Oleh karena itu, An-Na'im mengajukan alternatif cara pandang terhadap Syariah, yang melihat bahwa sumber Kitab Suci yang digunakan ISIS tersebut harus dipandang dalam konteks sejarah yang lebih luas.

Prinsip-prinsip lama itu, kata dia, mungkin relevan dan berlaku 1.400 tahun yang lalu, ketika perang di mana pun itu, jauh lebih keras daripada sekarang. Oleh karena itu, ketika itu solidaritas Muslim eksklusif (wala ') masih sangat penting untuk kelangsungan hidup masyarakat dan keberhasilan misi mereka.

Tapi hari ini, kata An-Na'im, yang benar adalah sebaliknya.

Hukum internasional modern sebagaimana dimaksud dalam Pasal 2 Piagam PBB 1945 (perjanjian universal yang mengikat) menegaskan kedaulatan yang sama atas semua negara, terlepas dari keyakinan agama, dan melarang akuisisi wilayah melalui perang agresif.

Sementara prinsip-prinsip ini dilanggar oleh kekuatan besar -- termasuk oleh AS / Inggris yang menginvasi  Irak pada tahun 2003 dan invasi Rusia dari Ukraina pada tahun 2014 -- adalah mustahil untuk negara mana pun, termasuk mereka yang mayoritas Muslim, menerima dan dipaksa menjadi negara Islam, seperti ISIS mengklaim memiliki mandat Islam yang harus dijalankan.

Agar pandangan alternatif Syariah ini dapat bangkit dan berakar melalui konsensus modern, kata An-Na'im, pertama-tama kalangan  Muslim harus mengakui dan mengatasi persoalan yang hanya menundukkan diri pada interpretasi tradisional Syariah, lalu mengabaikan pandangan alternatif yang akan mengutuk ISIS sebagai tidak Islami.

Salah satu titik awal untuk memulai itu, menurut An-Na'im, adalah berangkat dari pemikiran ulama Sudan, Ustadh Mahmoud Mohamed Taha. Taha mengusulkan untuk menyangkal prinsip-prinsip tertentu dari Syariah yang memberi otorisasi jihad agresif, perbudakan dan subordinasi perempuan dan non-Muslim dengan lebih bersandar pada Alquran yang diturunkan di Mekkah.

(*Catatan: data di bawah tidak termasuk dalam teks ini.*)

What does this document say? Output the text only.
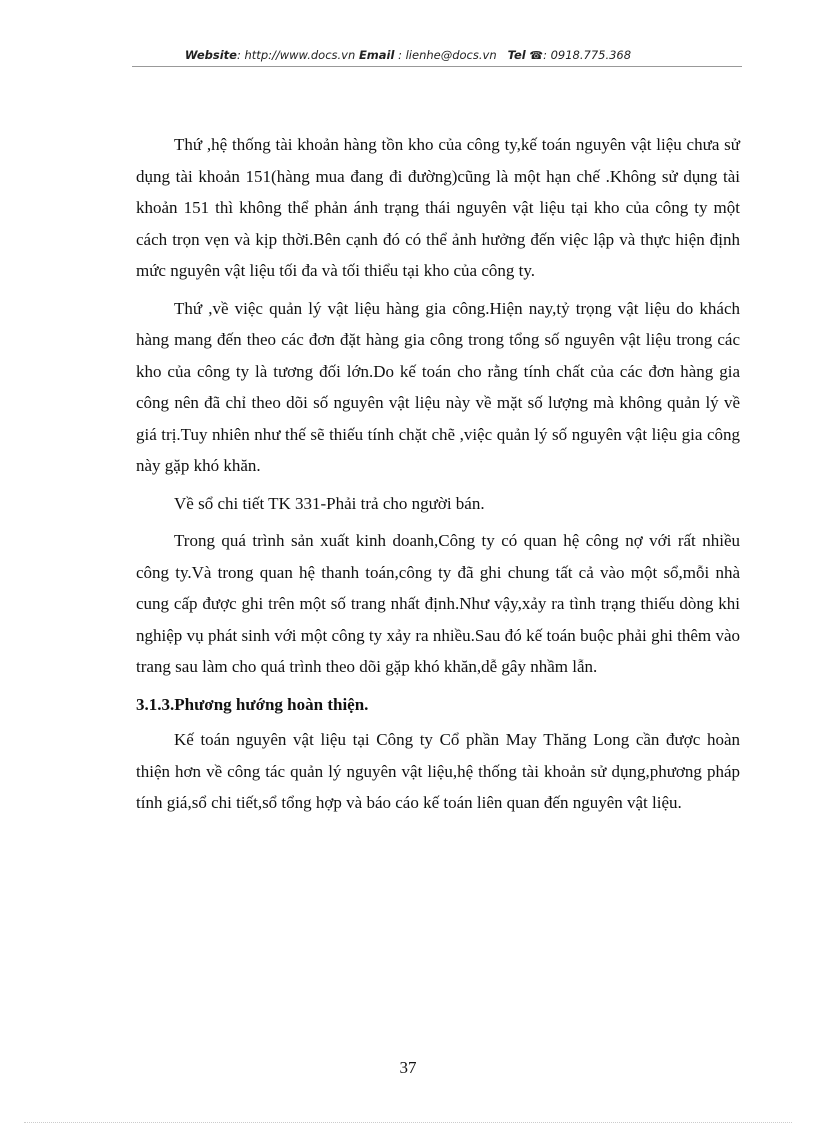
Website: http://www.docs.vn Email : lienhe@docs.vn Tel ☎: 0918.775.368

Thứ ,hệ thống tài khoản hàng tồn kho của công ty,kế toán nguyên vật liệu chưa sử dụng tài khoản 151(hàng mua đang đi đường)cũng là một hạn chế .Không sử dụng tài khoản 151 thì không thể phản ánh trạng thái nguyên vật liệu tại kho của công ty một cách trọn vẹn và kịp thời.Bên cạnh đó có thể ảnh hưởng đến việc lập và thực hiện định mức nguyên vật liệu tối đa và tối thiểu tại kho của công ty.

Thứ ,về việc quản lý vật liệu hàng gia công.Hiện nay,tỷ trọng vật liệu do khách hàng mang đến theo các đơn đặt hàng gia công trong tổng số nguyên vật liệu trong các kho của công ty là tương đối lớn.Do kế toán cho rằng tính chất của các đơn hàng gia công nên đã chỉ theo dõi số nguyên vật liệu này về mặt số lượng mà không quản lý về giá trị.Tuy nhiên như thế sẽ thiếu tính chặt chẽ ,việc quản lý số nguyên vật liệu gia công này gặp khó khăn.

Về sổ chi tiết TK 331-Phải trả cho người bán.

Trong quá trình sản xuất kinh doanh,Công ty có quan hệ công nợ với rất nhiều công ty.Và trong quan hệ thanh toán,công ty đã ghi chung tất cả vào một sổ,mỗi nhà cung cấp được ghi trên một số trang nhất định.Như vậy,xảy ra tình trạng thiếu dòng khi nghiệp vụ phát sinh với một công ty xảy ra nhiều.Sau đó kế toán buộc phải ghi thêm vào trang sau làm cho quá trình theo dõi gặp khó khăn,dễ gây nhầm lẫn.

3.1.3.Phương hướng hoàn thiện.

Kế toán nguyên vật liệu tại Công ty Cổ phần May Thăng Long cần được hoàn thiện hơn về công tác quản lý nguyên vật liệu,hệ thống tài khoản sử dụng,phương pháp tính giá,sổ chi tiết,sổ tổng hợp và báo cáo kế toán liên quan đến nguyên vật liệu.

37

Misalnya, pada ayat 16: 125 dikatakan: "Menyebarkan jalan Tuhanmu dengan bijaksana dan saran damai, dan berdebat dengan mereka dengan cara yang baik" (lihat juga ayat 17:70, 49:13 dan 88: 21-22).

Menurut Taha dalam bukunya, The Second Message of Islam, prinsip Syariah yang didasarkan pada Alquran yang diturunkan di Madinah merupakan respons terhadap kondisi historis Arab di abad ketujuh. Menurut dia, sekarang ini prinsip Syariah versi Alquran yang diturunkan di Mekkah,  lebih dapat diterapkan karena kemanusiaan pada umunya sudah siap menerapkan standar yang diharuskannya.

Menurut An-Na'im, ISIS yang memproklamirkan diri sendiri sebagai kekhalifahan Islam, hanya bisa bertahan hidup  dengan melakukan perang terus-menerus. "Menurut saya, ISIS akan meledak atau runtuh dalam perang saudara total  karena tidak memiliki sistem politik yang layak untuk berkuasa secara damai atau melakukan peralihan kekuasaan."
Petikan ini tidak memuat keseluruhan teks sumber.